Наш последний эшелон - Роман Сенчин
Шрифт:
Интервал:
Закладка:
– Я иду учиться, – твердо говорю я.
– Какое учиться! – Боб сморщился. – Один день можно прогулять. Давай, Ромыч, садись!
– Дождь собирается, – смотрю в небо. – Вон туч сколько.
– Прояснится. Москва передавала: ясно и жарко.
Боб открыл свою дверцу, хочет уже залезть в кабину, но, видя, что я остался стоять, вновь направляется ко мне. Его мультяшное лицо выражает крайнюю степень негодования.
– Ромка, ты становишься невыносим! Уже все собрали, я удочки старался делал.
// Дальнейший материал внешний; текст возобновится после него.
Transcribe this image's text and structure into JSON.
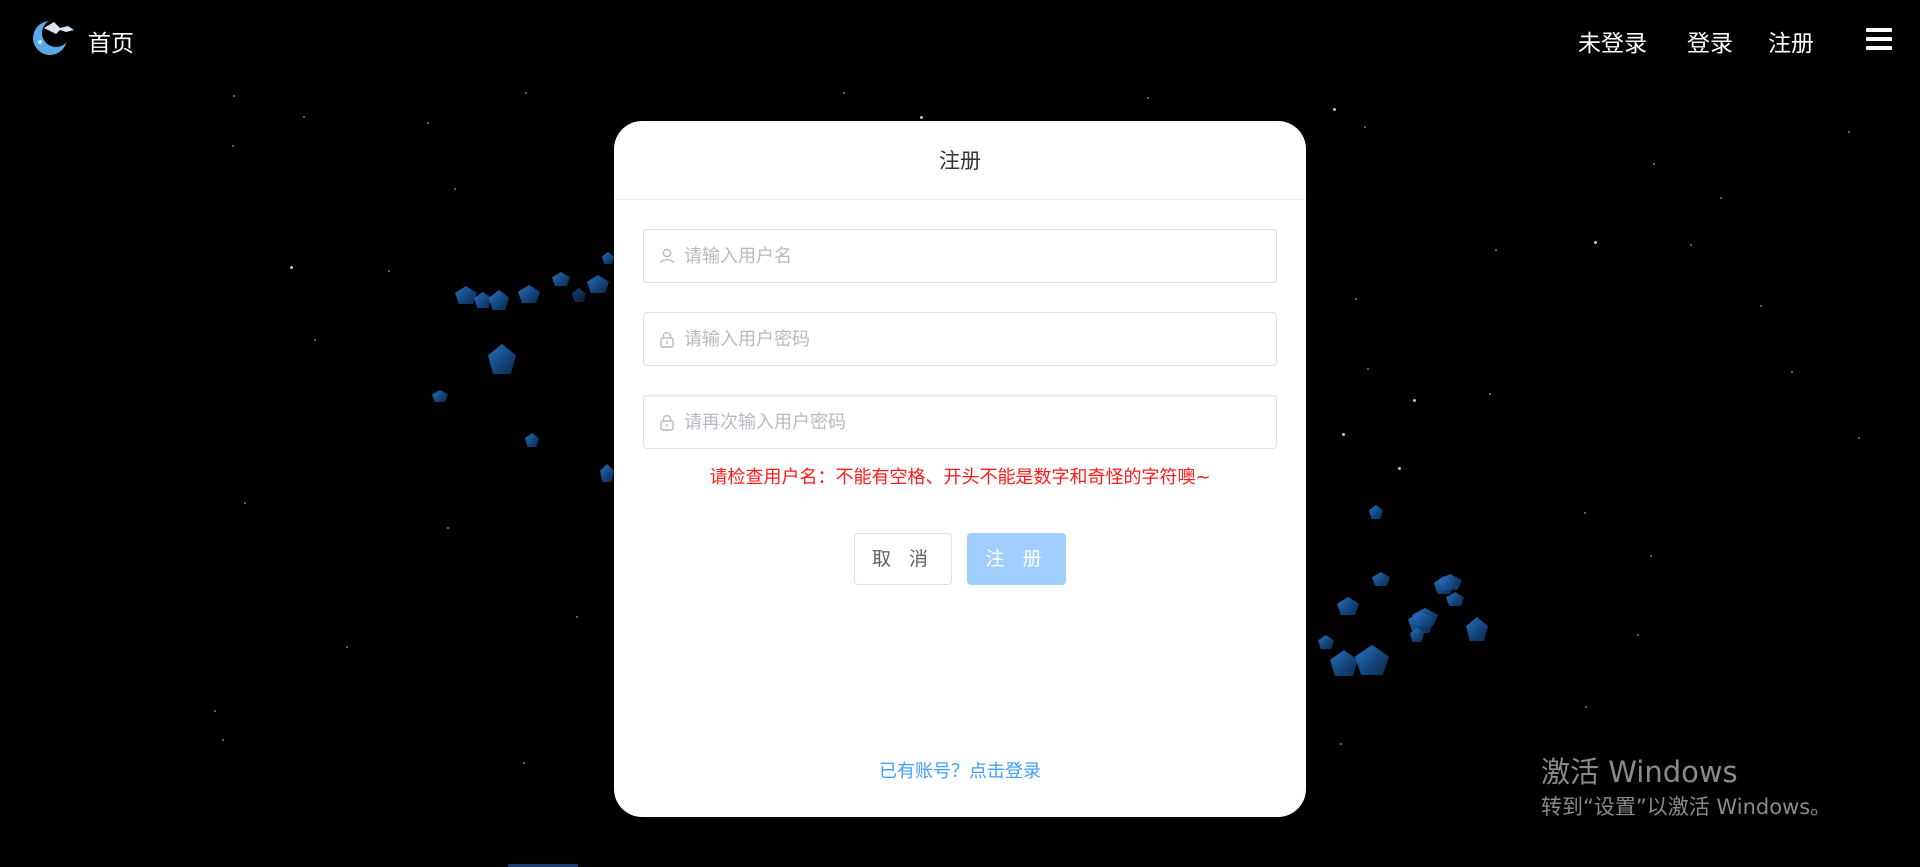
{
  "header": {
    "brand_label": "首页",
    "status_label": "未登录",
    "login_label": "登录",
    "register_label": "注册"
  },
  "dialog": {
    "title": "注册",
    "username_placeholder": "请输入用户名",
    "password_placeholder": "请输入用户密码",
    "confirm_placeholder": "请再次输入用户密码",
    "error_message": "请检查用户名：不能有空格、开头不能是数字和奇怪的字符噢~",
    "cancel_label": "取 消",
    "submit_label": "注 册",
    "login_link": "已有账号？点击登录"
  },
  "watermark": {
    "title": "激活 Windows",
    "subtitle": "转到“设置”以激活 Windows。"
  },
  "colors": {
    "background": "#000000",
    "accent": "#409eff",
    "submit_disabled": "#a0cfff",
    "error": "#ff1a1a",
    "crystal": "#2c7fd6"
  },
  "icons": {
    "logo": "moon-logo-icon",
    "menu": "hamburger-menu-icon",
    "username": "user-icon",
    "password": "lock-icon"
  }
}
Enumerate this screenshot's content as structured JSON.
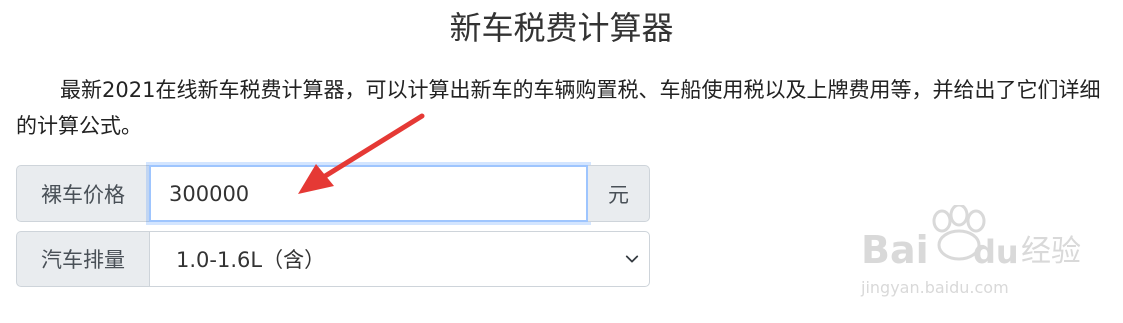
{
  "page": {
    "title": "新车税费计算器",
    "description": "最新2021在线新车税费计算器，可以计算出新车的车辆购置税、车船使用税以及上牌费用等，并给出了它们详细的计算公式。"
  },
  "form": {
    "price": {
      "label": "裸车价格",
      "value": "300000",
      "unit": "元"
    },
    "displacement": {
      "label": "汽车排量",
      "selected": "1.0-1.6L（含）"
    }
  },
  "watermark": {
    "brand_a": "Bai",
    "brand_b": "du",
    "brand_c": "经验",
    "url": "jingyan.baidu.com"
  },
  "colors": {
    "arrow": "#e53935",
    "focus_border": "#9ec5fe",
    "addon_bg": "#e9ecef"
  },
  "icons": {
    "select_chevron": "chevron-down-icon",
    "annotation": "red-arrow-icon",
    "watermark_logo": "baidu-paw-icon"
  }
}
А ты, блин! «Гулять пойдем?» – «Не-е». – «На рыбалку едем?» – «Не-е». Как идиот, действительно!
– Раньше надо было сказать, предупредить.
– Сам же трубку не брал! – взвизгнул Боб; с полминуты смотрел мне прямо в глаза, затем угрожающе тихо сказал: – Если ты сейчас же не сядешь в машину, то считай, что мы всё… поссорились. Навсегда!
Пришлось сесть и везти себя на рыбалку. Боб сразу подобрел, даже предложил свои фирмовые черные очки в круглой оправе. Я отказался. Изучал мир ясным взором.
– Ну в самом деле, Ромыч, нельзя же так!.. – говорил Боб. – Съездим, разветримся, порыбачим. Что в этом городе делать? Лето же.
Я молчу.
– Поступишь и без своего подгота дурацкого, – продолжает он успокаивать. – Я вот поступил, учусь. На четвертый курс перебрался с божьей помощью. Кстати, слышал новость? – Голос его тут же изменился, стал таинственным и тревожным. – Слышал, кто-то вчера двух коммеров завалил. На Весёлом перевале. Фуру сожгли. Из автомата, говорят, лупили…
– Феликс? – оживляюсь.
– Он вроде. Коммеры не заплатили, видать, ну их и того…
– Ну, и правильно.
– Чего ж правильного? – не разделяет Боб моей радости.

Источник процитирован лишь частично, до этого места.